Even if they believe the alleged fraud, which has apparently already cost the Federal Housing Administration $386 million in wrongful insurance payouts, does amount to a crime, they would have to meet a higher burden of proof in court.

In criminal cases, prosecutors much prove the offense “beyond a reasonable doubt,” while civil charges need just a preponderance of evidence – legal jargon for “more likely than not.”

“It’s really critical to separate the sad but clear right of American businessmen to make really stupid business decisions from the criminal law,” said Richman.

Collateral Damage

Due to the higher threshold the government must meet, criminal cases require considerably more time, resources and risk for prosecutors loathe to lose a high-profile case.

Criminal cases are likewise easier to for corporations, which often have nearly unlimited legal budgets, to defend.

“Beyond a reasonable doubt is a very high standard.

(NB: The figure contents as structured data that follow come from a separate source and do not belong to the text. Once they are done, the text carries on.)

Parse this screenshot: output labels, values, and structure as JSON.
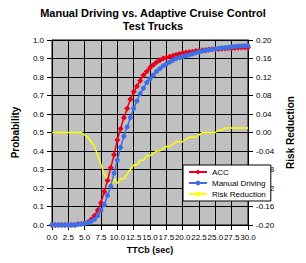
{
  "chart_data": {
    "type": "line",
    "title": "Manual Driving vs. Adaptive Cruise Control",
    "subtitle": "Test Trucks",
    "x_label": "TTCb (sec)",
    "y_label": "Probability",
    "y2_label": "Risk Reduction",
    "x": [
      0,
      0.5,
      1,
      1.5,
      2,
      2.5,
      3,
      3.5,
      4,
      4.5,
      5,
      5.5,
      6,
      6.5,
      7,
      7.5,
      8,
      8.5,
      9,
      9.5,
      10,
      10.5,
      11,
      11.5,
      12,
      12.5,
      13,
      13.5,
      14,
      14.5,
      15,
      15.5,
      16,
      16.5,
      17,
      17.5,
      18,
      18.5,
      19,
      19.5,
      20,
      20.5,
      21,
      21.5,
      22,
      22.5,
      23,
      23.5,
      24,
      24.5,
      25,
      25.5,
      26,
      26.5,
      27,
      27.5,
      28,
      28.5,
      29,
      29.5,
      30
    ],
    "series": [
      {
        "name": "ACC",
        "color": "#e8001c",
        "marker": "diamond",
        "line_style": "solid",
        "values": [
          0,
          0,
          0,
          0,
          0,
          0,
          0,
          0,
          0.005,
          0.005,
          0.01,
          0.015,
          0.03,
          0.05,
          0.08,
          0.12,
          0.18,
          0.24,
          0.31,
          0.38,
          0.46,
          0.52,
          0.58,
          0.63,
          0.68,
          0.72,
          0.75,
          0.78,
          0.81,
          0.83,
          0.85,
          0.865,
          0.88,
          0.89,
          0.9,
          0.905,
          0.91,
          0.915,
          0.92,
          0.925,
          0.93,
          0.932,
          0.935,
          0.937,
          0.94,
          0.942,
          0.944,
          0.946,
          0.948,
          0.95,
          0.951,
          0.952,
          0.953,
          0.954,
          0.955,
          0.956,
          0.957,
          0.958,
          0.959,
          0.96,
          0.96
        ]
      },
      {
        "name": "Manual Driving",
        "color": "#3f6fe8",
        "marker": "circle",
        "line_style": "solid",
        "values": [
          0,
          0,
          0,
          0,
          0,
          0,
          0,
          0,
          0.003,
          0.005,
          0.008,
          0.012,
          0.02,
          0.03,
          0.05,
          0.08,
          0.11,
          0.16,
          0.21,
          0.28,
          0.35,
          0.42,
          0.48,
          0.53,
          0.58,
          0.63,
          0.67,
          0.71,
          0.74,
          0.77,
          0.79,
          0.81,
          0.83,
          0.845,
          0.86,
          0.87,
          0.88,
          0.89,
          0.9,
          0.905,
          0.91,
          0.915,
          0.92,
          0.925,
          0.93,
          0.935,
          0.94,
          0.943,
          0.946,
          0.949,
          0.952,
          0.955,
          0.957,
          0.959,
          0.961,
          0.963,
          0.965,
          0.967,
          0.968,
          0.969,
          0.97
        ]
      },
      {
        "name": "Risk Reduction",
        "color": "#ffff00",
        "marker": "none",
        "line_style": "solid",
        "axis": "y2",
        "values": [
          0,
          0,
          0,
          0,
          0,
          0,
          0,
          0,
          0,
          0,
          -0.005,
          -0.01,
          -0.02,
          -0.03,
          -0.05,
          -0.07,
          -0.09,
          -0.1,
          -0.12,
          -0.1,
          -0.11,
          -0.1,
          -0.1,
          -0.09,
          -0.08,
          -0.07,
          -0.07,
          -0.06,
          -0.06,
          -0.05,
          -0.05,
          -0.045,
          -0.04,
          -0.04,
          -0.035,
          -0.03,
          -0.03,
          -0.025,
          -0.02,
          -0.02,
          -0.02,
          -0.015,
          -0.01,
          -0.01,
          -0.01,
          -0.005,
          0,
          0,
          0,
          0,
          0,
          0.005,
          0.005,
          0.01,
          0.01,
          0.01,
          0.01,
          0.01,
          0.01,
          0.01,
          0.01
        ]
      }
    ],
    "xlim": [
      0,
      30
    ],
    "xticks": [
      {
        "value": 0,
        "label": "0.0"
      },
      2.5,
      {
        "value": 5,
        "label": "5.0"
      },
      7.5,
      {
        "value": 10,
        "label": "10.0"
      },
      12.5,
      {
        "value": 15,
        "label": "15.0"
      },
      17.5,
      {
        "value": 20,
        "label": "20.0"
      },
      22.5,
      {
        "value": 25,
        "label": "25.0"
      },
      27.5,
      {
        "value": 30,
        "label": "30.0"
      }
    ],
    "ylim": [
      0,
      1
    ],
    "yticks": [
      {
        "value": 0,
        "label": "0.0"
      },
      0.1,
      0.2,
      0.3,
      0.4,
      0.5,
      0.6,
      0.7,
      0.8,
      0.9,
      {
        "value": 1,
        "label": "1.0"
      }
    ],
    "y2lim": [
      -0.2,
      0.2
    ],
    "y2ticks": [
      {
        "value": -0.2,
        "label": "-0.20"
      },
      {
        "value": -0.16,
        "label": "-0.16"
      },
      {
        "value": -0.12,
        "label": "-0.12"
      },
      {
        "value": -0.08,
        "label": "-0.08"
      },
      {
        "value": -0.04,
        "label": "-0.04"
      },
      {
        "value": 0,
        "label": "0.00"
      },
      {
        "value": 0.04,
        "label": "0.04"
      },
      {
        "value": 0.08,
        "label": "0.08"
      },
      {
        "value": 0.12,
        "label": "0.12"
      },
      {
        "value": 0.16,
        "label": "0.16"
      },
      {
        "value": 0.2,
        "label": "0.20"
      }
    ],
    "grid": true,
    "legend": "lower right"
  }
}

It takes only one juror to say, ‘I’m not convinced,’” said David Feuerstein, a litigation partner at NYC-based Herrick, Feinstein. “That’s a very big burden to overcome.”

In this specific case, Feuerstein said Deutsche Bank would likely consider arguing it was the victim of fraudulent information transmitted to it by borrowers and corrupt mortgage brokers.

Federal officials also have big-picture concerns when they bring criminal charges against corporations because of the threat of collateral damage.

Those consequences were illustrated graphically by accounting giant Arthur Andersen, which was forced to close its doors in 2002 after being found guilty of criminal charges related to its auditing of Enron.

Likewise, criminal charges against Deutsche Bank could provoke regulatory actions like de-licensing from banking superintendents and the Federal Reserve, Engel said.

“The danger of the government bringing a criminal case is it could have serious economic repercussions not only for the bank, but for the American economy if you were to shut the darn thing down,” said Engel

U.S. officials would also need to be weary of foreign policy considerations as a criminal case would likely be frowned upon by German regulators, who could conceivably respond by targeting U.S. banks like Bank of America (BAC).

“Not just this administration, but all recent administrations have been appropriately careful about the use of criminal charges against significant market players where there was no massive criminality,” said Richman.

Gun Shy?

Some Americans may be struggling to understand why virtually no one involved in the Wall Street meltdown and housing crisis has gone to jail despite the damage done to the country. From Countrywide to Lehman Brothers, U.S. officials have held off on criminal charges.

“It’s easy to forget the government tried at one point to put people in jail,” said Feuerstein, alluding to the government’s failure to convict Bear Stearns hedge fund managers Ralph Cioffi and Matthew Tannin in 2009 for securities fraud.

After it took the jury less than six hours to return not guilty verdicts in that case, “They may be suffering from sort of a hesitant trigger finger,” said Feuerstein.

It’s worth pointing out the U.S. is not exactly letting Deutsche Bank off with a slap on the wrists. Under the False Claims Act, the government is seeking asking a court to force the lender to pay three times the FHA’s eventual losses, which could total more than $1.27 billion.

“Civil isn’t so bad, especially if you can get triple damages,” said Randall LaSalle, a professor at the John Jay College of Criminal Justice.

The government also has some serious leverage in this civil case because it holds the threat of debarment, which would prevent Deutsche Bank from doing business with the U.S.

“That’s a huge threat and a very big lever,” said Feuerstein.